You could scan the level once and store height data in a 2D map so you can move unlimited projectiles around without having to line trace at all.
- Create a GameInstanceSubsystem manager class which holds a height map (TMap of 2D int vector (near absolute world coordinates) to a float height). GameInstanceSubsystem is nice cause you can access it from any projectile at any time, if it’s not accessible in BP use a normal subsystem or actor.
- On BeginPlay (or when you need to scan) let the manager class perform line traces from top to bottom over the bounds of the level, every X units (your preferred scan resolution). Let the trace report traces to the relevant landscape.
- Store each line trace as a height value in the manager class its height map.
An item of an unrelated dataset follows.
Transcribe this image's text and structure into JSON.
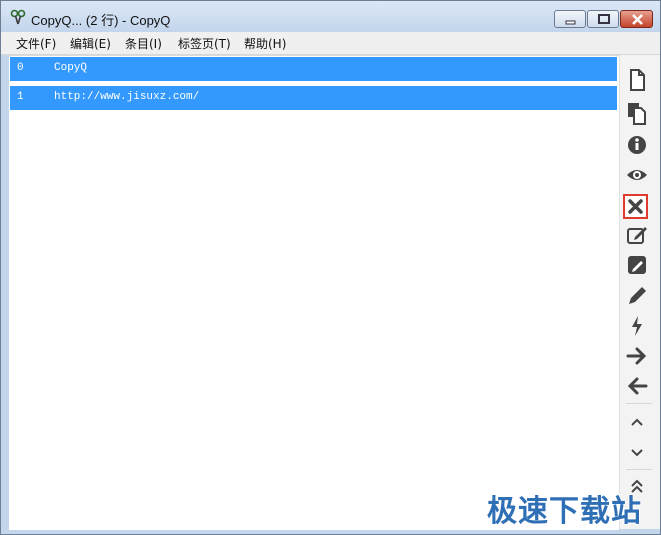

- Now you can access a height by a 2D X Y coordinate from the manager whenever you want, so for example on tick on a projectile. See how it performs and if you can reduce this tick speed and perhaps interpolate between the height values you retrieve.
Question is if this is more performant than an actual line trace per projectile. It depends on how many values you store on the managing class. It’s a special case really it would work fine if you’d use it to for example pick a few landscape coordinates for birds to fly above and land on, but it would not be suitable for a sonic or racing game.
Something like
const int32 HeightMapResolution = 100;
const int32 LevelSize = 2000;
TMap<FIntVector2, float> HeightMap;
for (int32 x = 0; x <= LevelSize; x += HeightMapResolution) {
for (int32 y = 0; y <= LevelSize; y += HeightMapResolution) {
FHitResult OutHit;
const FVector StartTrace = FVector((float)x, (float)y, (float)(LevelSize + HeightMapResolution));
const FVector EndTrace = FVector((float)x, (float)y, 0.f);
TArray<AActor*> IgnoreTraceActors;
if (UKismetSystemLibrary::LineTraceSingle(this, StartTrace, EndTrace, UEngineTypes::ConvertToTraceType(ECC_Visibility), false, IgnoreTraceActors, EDrawDebugTrace::None, OutHit, true)) {
HeightMap.Add(FIntVector2(x, y), OutHit.ImpactPoint.Z);
}
else {
HeightMap.Add(FIntVector2(x, y), 0.f);
}
}
}
Whenever you need a height value for a projectile you get the absolute world position of the projectile and round its X,Y values to the nearest key in HeightMap.